No company involvement
The double-blinded trial that read out at yesterday was not even sponsored by Provention, but rather by the US National Institute of Diabetes and Digestive and Kidney Diseases.
It is important to stress the differences between the settings here: the NIDDKD trial was in subjects that did not have type 1 diabetes, but were deemed “at risk” of developing it by virtue of having a relative with the disease and displaying certain prespecified biomarkers. The Lilly trial tested teplizumab in newly diagnosed patients – and so does Provention’s pivotal study.
Provention will therefore have to bet that Lilly simply picked the wrong endpoint. While Protégé failed to lower insulin use and HbA1c, it did show that teplizumab could reduce falls in C-peptide, a secondary endpoint; low C-peptide suggests low insulin production, and it could therefore serve as another marker for the disease.

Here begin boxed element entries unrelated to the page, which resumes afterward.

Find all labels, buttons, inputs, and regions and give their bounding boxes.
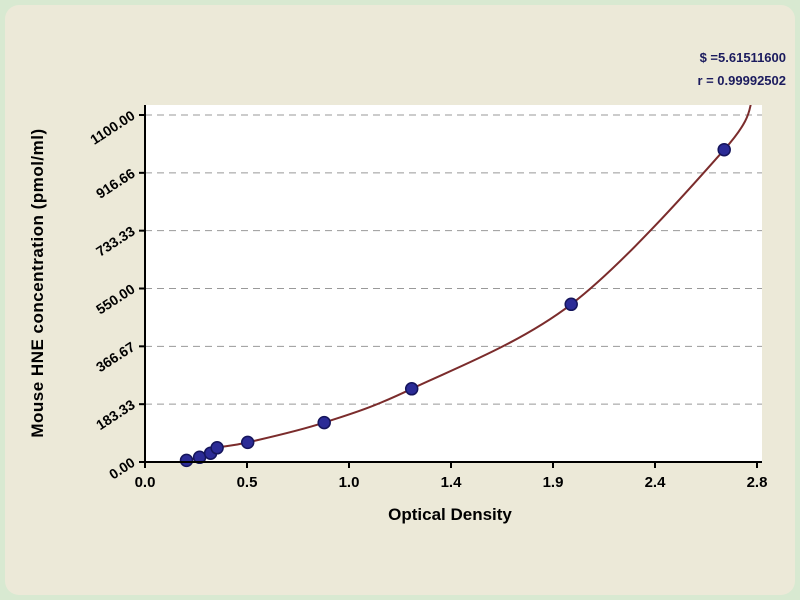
fit-statistics: $ =5.61511600 r = 0.99992502 xyxy=(697,46,786,92)
y-tick-label: 550.00 xyxy=(93,280,138,317)
fit-r-value: r = 0.99992502 xyxy=(697,73,786,88)
y-tick-label: 733.33 xyxy=(93,223,138,260)
x-tick-label: 1.9 xyxy=(543,474,564,491)
x-tick-label: 0.5 xyxy=(237,474,258,491)
data-point xyxy=(717,142,731,157)
x-tick-label: 0.0 xyxy=(135,474,156,491)
x-tick-label: 2.8 xyxy=(747,474,768,491)
plot-area xyxy=(145,105,762,462)
data-point xyxy=(404,382,419,396)
x-tick-label: 1.4 xyxy=(441,474,463,491)
data-point xyxy=(240,435,255,450)
y-tick-label: 0.00 xyxy=(106,454,138,482)
data-point xyxy=(317,415,331,430)
x-tick-label: 2.4 xyxy=(645,474,667,491)
data-point xyxy=(179,453,194,468)
y-axis-title: Mouse HNE concentration (pmol/ml) xyxy=(28,128,47,438)
data-point xyxy=(210,441,224,455)
data-point xyxy=(564,297,578,312)
y-tick-label: 1100.00 xyxy=(87,107,138,148)
fit-s-value: $ =5.61511600 xyxy=(699,50,786,65)
y-tick-label: 916.66 xyxy=(93,165,138,202)
x-axis-title: Optical Density xyxy=(388,505,512,524)
y-tick-label: 366.67 xyxy=(93,338,138,375)
x-tick-label: 1.0 xyxy=(339,474,360,491)
y-tick-label: 183.33 xyxy=(93,396,138,433)
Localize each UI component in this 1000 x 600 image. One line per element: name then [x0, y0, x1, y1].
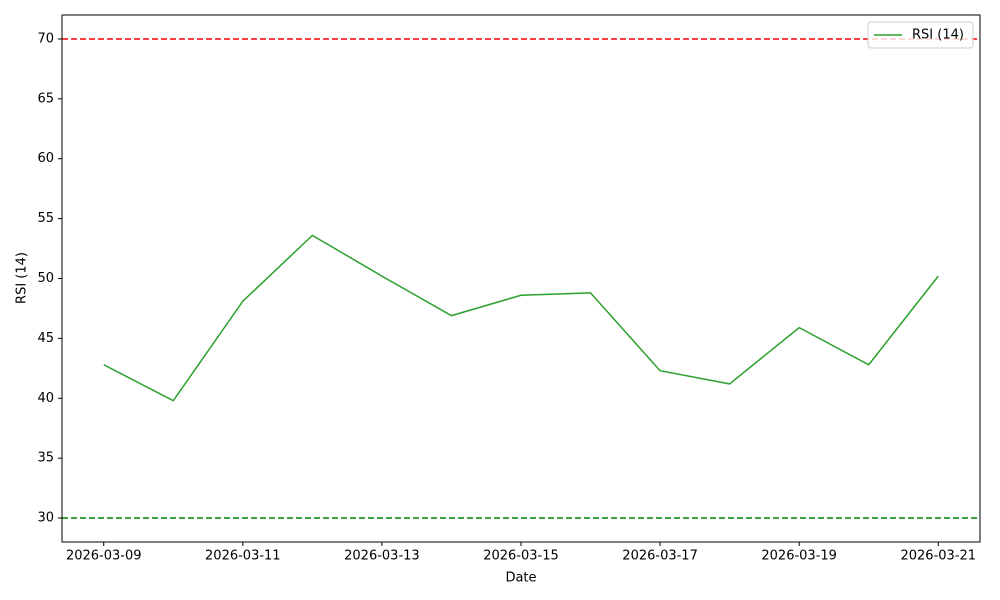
x-tick-label: 2026-03-09: [66, 549, 142, 564]
y-tick-label: 40: [37, 391, 54, 406]
y-tick-label: 35: [37, 451, 54, 466]
y-tick-label: 70: [37, 31, 54, 46]
x-axis-label: Date: [505, 571, 536, 586]
x-tick-label: 2026-03-11: [205, 549, 281, 564]
x-tick-label: 2026-03-19: [761, 549, 837, 564]
x-tick-label: 2026-03-15: [483, 549, 559, 564]
y-tick-label: 65: [37, 91, 54, 106]
y-axis-label: RSI (14): [15, 252, 30, 304]
legend-label: RSI (14): [912, 28, 964, 43]
x-tick-label: 2026-03-17: [622, 549, 698, 564]
legend-box: [867, 21, 974, 49]
y-tick-label: 50: [37, 271, 54, 286]
y-tick-label: 45: [37, 331, 54, 346]
plot-frame: [61, 14, 981, 543]
y-tick-label: 30: [37, 511, 54, 526]
x-tick-label: 2026-03-13: [344, 549, 420, 564]
line: [103, 234, 939, 402]
y-tick-label: 60: [37, 151, 54, 166]
x-tick-label: 2026-03-21: [900, 549, 976, 564]
y-tick-label: 55: [37, 211, 54, 226]
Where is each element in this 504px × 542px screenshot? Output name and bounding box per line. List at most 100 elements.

Crucially, Protect’s primary endpoint measures C-peptide concentration after 78 weeks, though it is not clear why this but not insulin/HbA1c would have been affected in Protégé. Nevertheless, Provention told Vantage: “The Protect study will be sufficient to submit a BLA ... in patients recently diagnosed".
|Selected studies of Provention's teplizumab|
|Study||Stage, sponsor(s)||Population||Trial ID||Data|
|Protégé||Phase III, Lilly/Macrogenics||554 newly diagnosed subjects||NCT00385697||Failed to reduce insulin use or HbA1c; slowed reduction of C-peptide (secondary measure)|
|At-Risk||Phase II, NIDDKD||76 at-risk subjects||NCT01030861||Cut risk of developing type 1 diabetes|
|Protect||Phase III, Provention||300 newly diagnosed subjects||NCT03875729||Effect on C-peptide (primary endpoint); topilne data 2022|
And it added that “results of the at-risk study are robust enough to support an expedited path to approval under a breakthrough designation”, which seems a bullish reading of the NIDDKD data.
On the plus side, teplizumab was shown to cut the risk of developing type 1 diabetes in these subjects by 59%, with a high level of statistical significance. Median time to diagnosis – after a single 12 to 14-day course of teplizumab – was extended by an impressive two years, Provention said.
However, there were just 44 subjects in the active arm, and the impressive shape of the survival curves is largely determined by five placebo recipients who developed diabetes in the first three months.
Safety is another important consideration: teplizumab is an anti-CD3 MAb, meaning that it knocks out T cells – something that risks leaving patients dangerously immunocompromised. In the active cohort there were meaningful increases in blood or bone marrow and dermatological side effects.
Provention stressed that teplizumab is not a chronic therapy, meaning that adverse events should be transient. EBV reactivation has been seen with previous anti-CD3 approaches, and here quantifiable EBV DNA was detected in the blood of some teplizumab recipients, though levels later fell back to normal.
Assuming that the result is not a fluke, the NIDDKD’s findings support the notion that type 1 diabetes is a disease in which T cells mediate the destruction of insulin-producing islets of Langerhans. Teplizumab might knock out these autoreactive T cells and promote the emergence of T regulatory cells.
Provention picked up teplizumab, along with the lupus project PRV-3279, from Macrogenics for equity, $42.5m and $22.5m in respective development and regulatory milestones, plus sales milestones and royalties. Just last month Provention’s stock fell 27% when it discontinued PRV-300, an ulcerative colitis project licensed from Johnson & Johnson.
The company must now decide how, in its own words, to “pick up the ball [from NIDDKD] and run with it”. On an analyst call today Provention admitted that until now it had been preparing to expedite teplizumab’s development in the newly diagnosed setting.
Evidently, Provention was as surprised as the markets by yesterday’s result in at-risk patients.